Despite their competitive spirit on the water, these radio-control helmsmen and -women are a welcoming group. They’re excited to talk shop and fraternize among themselves, comparing modes and setups of different rigs and how each baby 12 Meter is tuned. Some of the rigs are aluminum, and others are carbon twigs; all are built and cared for with the precision of an America’s Cup shore team.

Remote Controlled sailing

Sailors come from as far as Vermont and Michigan to race the Sun City ­Championship in Beaufort, South Carolina. Paul Todd/Outside Images

Launching an EC 12 is not as simple as removing it from its cradle and placing it into the water. Each 24-pound boat measures 59 inches in length, and the mast stands 72 inches above the deck, holding up 1,300 square inches of sail. To ease the task, Bob Dudinsky, an EC 12 sailor and owner of RMD Marine, a EC 12 supplier in St. Petersburg, Florida, has developed an ingenious boat lift for transporting the boats to and from the water. This apparatus, with powder-coated tubular aluminum and foam wrapped around both ends, hooks perfectly under the EC 12’s bow and stern. The design allows a boat to be lifted using the medically recommended lifting method — from the side of the body and a straight back — when the boat is fully rigged.
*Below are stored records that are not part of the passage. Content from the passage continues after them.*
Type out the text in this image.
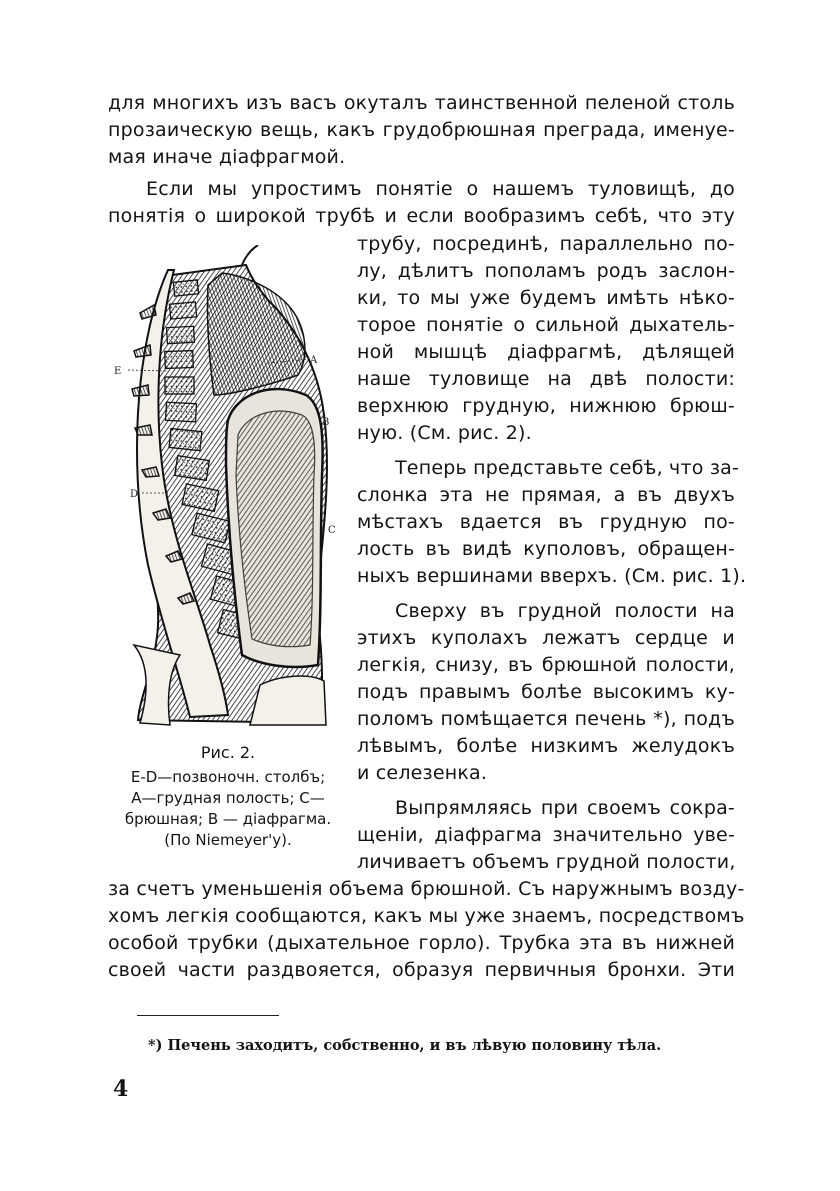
для многихъ изъ васъ окуталъ таинственной пеленой столь
прозаическую вещь, какъ грудобрюшная преграда, именуе-
мая иначе діафрагмой.
Если мы упростимъ понятіе о нашемъ туловищѣ, до
понятія о широкой трубѣ и если вообразимъ себѣ, что эту
трубу, посрединѣ, параллельно по-
лу, дѣлитъ пополамъ родъ заслон-
ки, то мы уже будемъ имѣть нѣко-
торое понятіе о сильной дыхатель-
ной мышцѣ діафрагмѣ, дѣлящей
наше туловище на двѣ полости:
верхнюю грудную, нижнюю брюш-
ную. (См. рис. 2).
Теперь представьте себѣ, что за-
слонка эта не прямая, а въ двухъ
мѣстахъ вдается въ грудную по-
лость въ видѣ куполовъ, обращен-
ныхъ вершинами вверхъ. (См. рис. 1).
Сверху въ грудной полости на
этихъ куполахъ лежатъ сердце и
легкія, снизу, въ брюшной полости,
подъ правымъ болѣе высокимъ ку-
поломъ помѣщается печень *), подъ
лѣвымъ, болѣе низкимъ желудокъ
и селезенка.
Выпрямляясь при своемъ сокра-
щеніи, діафрагма значительно уве-
личиваетъ объемъ грудной полости,
за счетъ уменьшенія объема брюшной. Съ наружнымъ возду-
хомъ легкія сообщаются, какъ мы уже знаемъ, посредствомъ
особой трубки (дыхательное горло). Трубка эта въ нижней
своей части раздвояется, образуя первичныя бронхи. Эти
E
A
B
D
C
Рис. 2.
E-D—позвоночн. столбъ;
A—грудная полость; C—
брюшная; B — діафрагма.
(По Niemeyer'у).
*) Печень заходитъ, собственно, и въ лѣвую половину тѣла.
4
On the racecourse, orange foam buoys are placed strategically to allow for changing wind directions. On the water level of the tree-rimmed lake, especially, winds change often. Gusts are unpredictable and erratic. The most eager of the remote-­control yachtsmen have their model boats on the water long before the 0930 skippers’ meeting, practicing tactical maneuvers before the first race of the day.

Racing commences with a booming ­prerecorded countdown from a handcrafted wooden cassette player.

“Three … two … one …”

Then the hollering begins: “Don’t come down!” “You can’t go in there!” “You have no room!”

Sound familiar?

It’s amusing to watch the sailors, shoulder to shoulder, elbowing each other to get ahead. Caught up in the excitement of the races, not a single competitor worries about disturbing the resident gator. Conditions range from light to gusty, depending on what cloud rolls over the racecourse. ­Reichard Kahle, of Charleston, South ­Carolina, manages the venue best and is crowned the Sun City Regatta champion.